One compromise the studios have come up with is to offer theaters some of the savings made from not printing celluloid. They’re called Virtual Print Fees. The way it works is that every time a theater takes a first-run movie, the studio pays off a little bit of their projector debt. The contract comes with a lot of strings, including a pricey servicing fee to maintain the equipment, plus the studio gets to decide which movies you can show on “your” new digital projector. You’re also only eligible for these fees if you get a first-run movie out of the gate. Theaters that take films more than a month old are not eligible.
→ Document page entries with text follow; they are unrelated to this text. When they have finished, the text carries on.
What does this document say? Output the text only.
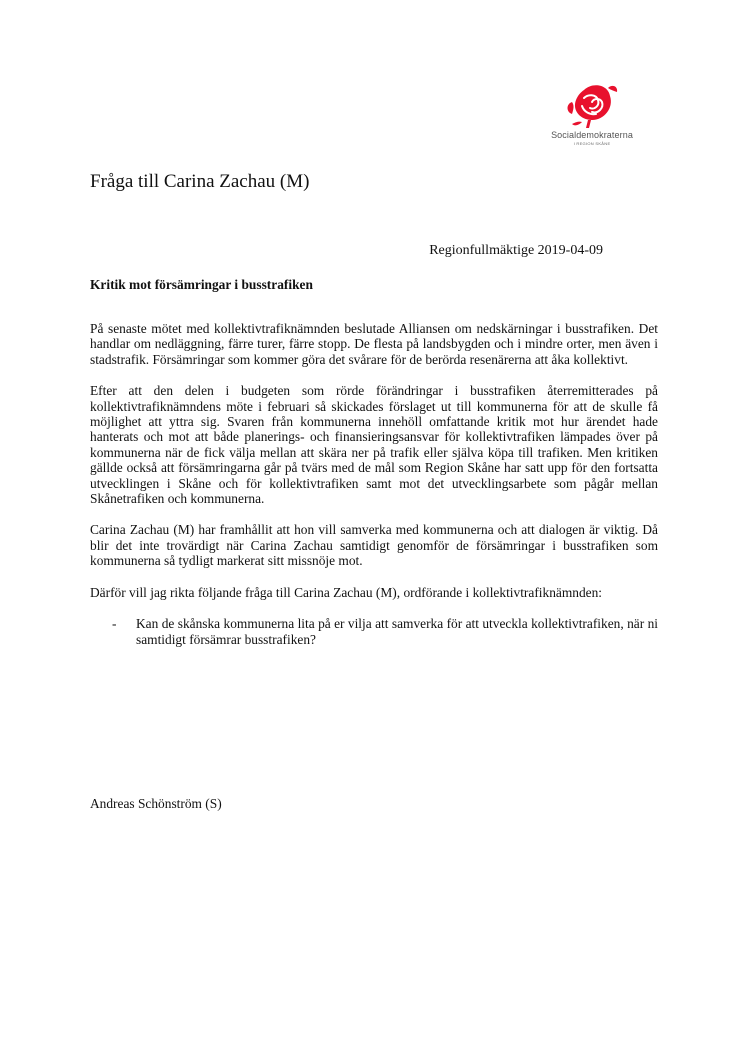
Socialdemokraterna
I REGION SKÅNE
Fråga till Carina Zachau (M)
Regionfullmäktige 2019-04-09
Kritik mot försämringar i busstrafiken

På senaste mötet med kollektivtrafiknämnden beslutade Alliansen om nedskärningar i busstrafiken. Det handlar om nedläggning, färre turer, färre stopp. De flesta på landsbygden och i mindre orter, men även i stadstrafik. Försämringar som kommer göra det svårare för de berörda resenärerna att åka kollektivt.

Efter att den delen i budgeten som rörde förändringar i busstrafiken återremitterades på kollektivtrafiknämndens möte i februari så skickades förslaget ut till kommunerna för att de skulle få möjlighet att yttra sig. Svaren från kommunerna innehöll omfattande kritik mot hur ärendet hade hanterats och mot att både planerings- och finansieringsansvar för kollektivtrafiken lämpades över på kommunerna när de fick välja mellan att skära ner på trafik eller själva köpa till trafiken. Men kritiken gällde också att försämringarna går på tvärs med de mål som Region Skåne har satt upp för den fortsatta utvecklingen i Skåne och för kollektivtrafiken samt mot det utvecklingsarbete som pågår mellan Skånetrafiken och kommunerna.

Carina Zachau (M) har framhållit att hon vill samverka med kommunerna och att dialogen är viktig. Då blir det inte trovärdigt när Carina Zachau samtidigt genomför de försämringar i busstrafiken som kommunerna så tydligt markerat sitt missnöje mot.

Därför vill jag rikta följande fråga till Carina Zachau (M), ordförande i kollektivtrafiknämnden:

-	Kan de skånska kommunerna lita på er vilja att samverka för att utveckla kollektivtrafiken, när ni samtidigt försämrar busstrafiken?
Andreas Schönström (S)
It’s a lopsided agreement reminiscent of the “360 deal” that record labels came up with to make their money back after Napster.
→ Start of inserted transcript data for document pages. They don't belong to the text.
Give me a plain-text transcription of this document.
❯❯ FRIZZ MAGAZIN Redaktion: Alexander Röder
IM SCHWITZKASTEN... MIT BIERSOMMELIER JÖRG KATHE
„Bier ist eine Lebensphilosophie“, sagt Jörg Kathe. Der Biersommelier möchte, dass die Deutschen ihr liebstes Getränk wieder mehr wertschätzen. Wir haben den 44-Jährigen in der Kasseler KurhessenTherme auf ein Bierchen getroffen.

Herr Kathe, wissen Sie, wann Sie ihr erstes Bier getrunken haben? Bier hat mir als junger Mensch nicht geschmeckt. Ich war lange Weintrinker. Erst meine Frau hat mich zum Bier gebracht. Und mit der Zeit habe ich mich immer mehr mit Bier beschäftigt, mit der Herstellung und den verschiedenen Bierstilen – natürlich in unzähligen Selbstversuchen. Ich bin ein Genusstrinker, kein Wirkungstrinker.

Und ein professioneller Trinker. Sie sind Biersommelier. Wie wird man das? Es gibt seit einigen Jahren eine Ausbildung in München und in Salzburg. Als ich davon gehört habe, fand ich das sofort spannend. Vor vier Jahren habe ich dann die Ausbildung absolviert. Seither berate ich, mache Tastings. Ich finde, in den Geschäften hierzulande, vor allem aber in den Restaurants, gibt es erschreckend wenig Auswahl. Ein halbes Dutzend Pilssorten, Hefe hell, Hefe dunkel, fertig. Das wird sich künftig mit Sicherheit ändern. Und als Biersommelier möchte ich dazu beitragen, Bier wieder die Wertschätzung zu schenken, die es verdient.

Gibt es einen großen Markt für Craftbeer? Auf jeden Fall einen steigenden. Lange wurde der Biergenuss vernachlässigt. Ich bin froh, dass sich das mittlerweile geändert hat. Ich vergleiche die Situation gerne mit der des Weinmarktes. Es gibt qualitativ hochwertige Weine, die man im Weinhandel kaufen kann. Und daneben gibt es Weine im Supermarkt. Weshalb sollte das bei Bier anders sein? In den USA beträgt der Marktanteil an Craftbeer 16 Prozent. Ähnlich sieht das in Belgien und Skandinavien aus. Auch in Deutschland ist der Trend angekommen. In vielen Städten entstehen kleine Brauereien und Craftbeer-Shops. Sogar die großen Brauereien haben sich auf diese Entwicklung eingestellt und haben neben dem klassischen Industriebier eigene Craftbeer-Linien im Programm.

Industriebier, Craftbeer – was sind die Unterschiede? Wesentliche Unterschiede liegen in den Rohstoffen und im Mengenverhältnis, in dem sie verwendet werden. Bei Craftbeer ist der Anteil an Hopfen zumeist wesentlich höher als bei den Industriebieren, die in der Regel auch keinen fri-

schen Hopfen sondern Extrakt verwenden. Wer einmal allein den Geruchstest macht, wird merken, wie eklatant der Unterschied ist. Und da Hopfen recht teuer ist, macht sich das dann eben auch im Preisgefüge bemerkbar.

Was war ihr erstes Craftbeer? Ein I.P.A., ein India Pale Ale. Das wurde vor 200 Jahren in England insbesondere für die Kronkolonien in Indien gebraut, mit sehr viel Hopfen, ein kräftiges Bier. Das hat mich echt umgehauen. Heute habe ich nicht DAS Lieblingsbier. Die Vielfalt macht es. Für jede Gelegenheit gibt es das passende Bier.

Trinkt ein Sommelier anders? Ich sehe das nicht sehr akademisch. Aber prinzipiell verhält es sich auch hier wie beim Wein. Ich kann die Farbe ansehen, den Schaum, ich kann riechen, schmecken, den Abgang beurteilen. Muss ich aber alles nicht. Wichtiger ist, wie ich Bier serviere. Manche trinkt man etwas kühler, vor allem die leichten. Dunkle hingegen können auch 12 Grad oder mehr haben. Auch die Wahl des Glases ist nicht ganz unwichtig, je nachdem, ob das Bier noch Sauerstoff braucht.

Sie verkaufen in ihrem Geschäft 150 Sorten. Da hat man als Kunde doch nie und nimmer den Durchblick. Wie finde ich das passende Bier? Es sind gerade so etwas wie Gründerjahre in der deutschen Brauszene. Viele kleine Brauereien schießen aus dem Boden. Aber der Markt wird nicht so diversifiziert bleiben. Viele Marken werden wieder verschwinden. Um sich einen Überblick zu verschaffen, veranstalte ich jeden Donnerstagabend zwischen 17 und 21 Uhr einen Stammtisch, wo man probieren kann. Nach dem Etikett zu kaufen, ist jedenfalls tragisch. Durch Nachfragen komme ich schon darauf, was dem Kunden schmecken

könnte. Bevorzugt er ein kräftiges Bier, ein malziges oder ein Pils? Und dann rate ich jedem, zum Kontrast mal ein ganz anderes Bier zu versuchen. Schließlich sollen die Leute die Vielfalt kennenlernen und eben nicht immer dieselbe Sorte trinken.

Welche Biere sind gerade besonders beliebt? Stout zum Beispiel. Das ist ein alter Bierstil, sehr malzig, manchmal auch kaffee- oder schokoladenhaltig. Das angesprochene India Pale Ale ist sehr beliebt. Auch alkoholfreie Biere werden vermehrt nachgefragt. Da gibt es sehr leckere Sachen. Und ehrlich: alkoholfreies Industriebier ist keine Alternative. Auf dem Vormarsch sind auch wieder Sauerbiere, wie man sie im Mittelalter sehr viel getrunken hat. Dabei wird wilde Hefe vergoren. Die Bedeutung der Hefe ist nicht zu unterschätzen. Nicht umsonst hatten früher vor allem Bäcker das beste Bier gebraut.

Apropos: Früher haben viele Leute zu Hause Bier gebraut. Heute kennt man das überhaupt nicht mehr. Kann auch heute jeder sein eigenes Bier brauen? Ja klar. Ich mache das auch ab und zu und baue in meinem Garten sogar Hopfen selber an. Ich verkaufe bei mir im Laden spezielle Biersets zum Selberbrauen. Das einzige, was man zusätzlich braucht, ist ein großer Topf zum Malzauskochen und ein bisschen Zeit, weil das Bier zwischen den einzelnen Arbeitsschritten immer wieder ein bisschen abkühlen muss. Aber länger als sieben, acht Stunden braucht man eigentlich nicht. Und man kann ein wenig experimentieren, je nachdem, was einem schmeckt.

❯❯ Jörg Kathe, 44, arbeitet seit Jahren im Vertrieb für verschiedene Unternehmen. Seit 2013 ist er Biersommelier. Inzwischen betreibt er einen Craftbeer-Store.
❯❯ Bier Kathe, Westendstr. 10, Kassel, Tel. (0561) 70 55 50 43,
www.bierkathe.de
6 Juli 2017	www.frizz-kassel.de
What’s worse, drive-ins have to deal with ambient light and much larger screens, so the projector’s quality has to be much higher than that of normal theaters. If the theater doesn’t meet industry standards—meaning it’s not compliant with Digital Cinema Initiatives (DCI) requirements—it won’t get to show the movies.
What’s even worse, drive-ins have a very short season in most climates and even that is cut short by how crappy movies become in September. (Why is that, by the way?)
What’s way worser is that it’s almost impossible for drive-ins to get loans. Banks aren’t interested in your collateral when it’s likely they’ll be left with a rotting screen in a concrete field.
What’s even worsest is that in the past, most small businesses had been using their houses as collateral to get through tough times. Today most homes are worth less than they were five years ago, so using them to finance loans isn’t even an option.
None of this doom and gloom even matters, however. The big picture is that a digital projector costs more than most drive-ins seem to net for an entire year. Some have ignored the numbers and tried the conversion anyway. The first drive-in to go digital in the whole country was the Spud Drive-In of Diggs, Idaho. They went bankrupt soon after and have recently reopened using an old analog projector.
This is what life is like in the real economy. You build something with your own two hands but you’re still at the market’s mercy. Javener estimates that about 80% of theaters have converted to digital, but that mostly includes big theaters or VPF deals. The remaining 20% are the little guys, including most drive-ins. But like all good entrepreneurs, he has some tricks up his sleeve. He may have to close down his drive-in at first but as others collapse, they will have to sell their digital projectors at a reduced price. It will be a struggle but if there is a way to continue the drive-in, he will find it. When that happens, he’ll be able to look at his refurbished creation and say, “I built that—again.”